Ooooooooooooooooooooooooooooooooooooooooooooo

Notes:

  1. My original title was Big Game Hunter or Last of the Big Game Hunters or something like that.  But then I showed it to Graeme Comrie, a scriptwriter etc. who thought a little and came up with this.  Punchier, he said.  Get their goats, he said.
  2.  Abattoir, from the French word abattre, literarily to knock down.
  3. fok = Afrikaans for fuc_k_
    kak = Afrikaans for shi_t-.
    moer = extremely difficult to translate Afrikaans word.
    A good if a not quite exact English translation of an Afrikaans phrase containing moer is: “Gaan vlieg in jou moer in” English “Go fly into your mother”.  Also from http://www.saffagator.com/list-of-south-african-slang-words:
    “moer toe” – stuffed up or destroyed (e.g. my car is “moer toe”)
  4. I often find people use psychological projection incorrectly.  Psychological projection was conceptualized by Sigmund Freud in the 1890s as a defense mechanism in which a person unconsciously rejects his or her own unacceptable attributes by ascribing them to objects or persons in the outside world [Wikipedia].  So for example, if X thinks he has a drinking problem, X accuses Y of having a drinking problem.  This makes X feel good on two counts (i) X is not alone in the world,  and (ii) X has parked his problem (projected) onto Y, disassociating himself from it, splitting the bad off from himself and only accepting the good within him.   A bad, bad thing, requiring extensive therapy to fix.
  5. The hunting technique was basically voorsit (Afrik.), where you sit quietly and wait for the game to come to you, instead of walk-and-stalk where you go after the game on foot yourself.  Both are less fun than shooting off a pick-up truck or even a helicopter.  Of course, if game doesn’t come to you there are ways of ambush… but let’s not mention that…
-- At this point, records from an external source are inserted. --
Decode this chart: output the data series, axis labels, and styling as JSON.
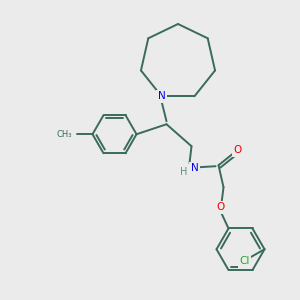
{
  "bg_color": "#ebebeb",
  "bond_color": "#3a6b5a",
  "bond_width": 1.4,
  "atom_colors": {
    "N": "#0000ee",
    "O": "#ee0000",
    "Cl": "#22aa22",
    "C": "#3a6b5a",
    "H": "#5a9090"
  }
}
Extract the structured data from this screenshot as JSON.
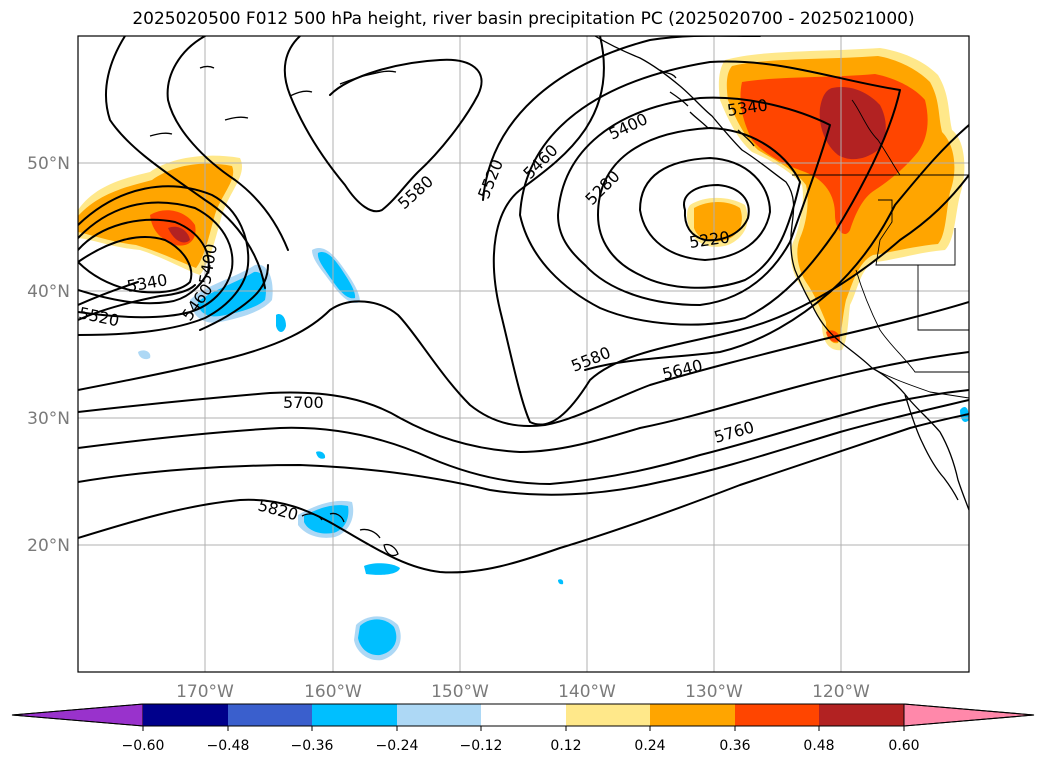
{
  "title": "2025020500 F012 500 hPa height, river basin precipitation PC (2025020700 - 2025021000)",
  "map": {
    "extent": {
      "lon_min": -180,
      "lon_max": -110,
      "lat_min": 10,
      "lat_max": 60
    },
    "lon_ticks": [
      {
        "value": -170,
        "label": "170°W"
      },
      {
        "value": -160,
        "label": "160°W"
      },
      {
        "value": -150,
        "label": "150°W"
      },
      {
        "value": -140,
        "label": "140°W"
      },
      {
        "value": -130,
        "label": "130°W"
      },
      {
        "value": -120,
        "label": "120°W"
      }
    ],
    "lat_ticks": [
      {
        "value": 20,
        "label": "20°N"
      },
      {
        "value": 30,
        "label": "30°N"
      },
      {
        "value": 40,
        "label": "40°N"
      },
      {
        "value": 50,
        "label": "50°N"
      }
    ],
    "grid": true,
    "contour_labels": [
      "5220",
      "5280",
      "5340",
      "5340",
      "5400",
      "5400",
      "5460",
      "5460",
      "5520",
      "5520",
      "5580",
      "5580",
      "5640",
      "5700",
      "5760",
      "5820"
    ]
  },
  "colorbar": {
    "ticks": [
      "−0.60",
      "−0.48",
      "−0.36",
      "−0.24",
      "−0.12",
      "0.12",
      "0.24",
      "0.36",
      "0.48",
      "0.60"
    ],
    "colors": [
      "#9932cc",
      "#00008b",
      "#3a5fcd",
      "#00bfff",
      "#add8f5",
      "#ffffff",
      "#ffe88a",
      "#ffa500",
      "#ff4500",
      "#b22222",
      "#ff88aa"
    ]
  }
}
  6. That goes only for hunting of course, and definitely not for skiing.  I remember still groping around a beginner’s ski slope at a Swiss resort after a week of exhausting two instructors per day.  All sore and uncoordinated, I was sworn at in every European language imaginable by irate skiers I’d still be bumping into.  A fellow beginner who started at exactly the same time as I was skiing down from 3000m at the end of the week, no problem.
  7. Biltong is a South Africa specialty – it’s a variety of cured meat eaten by carnivorous conservatives and liberals alike.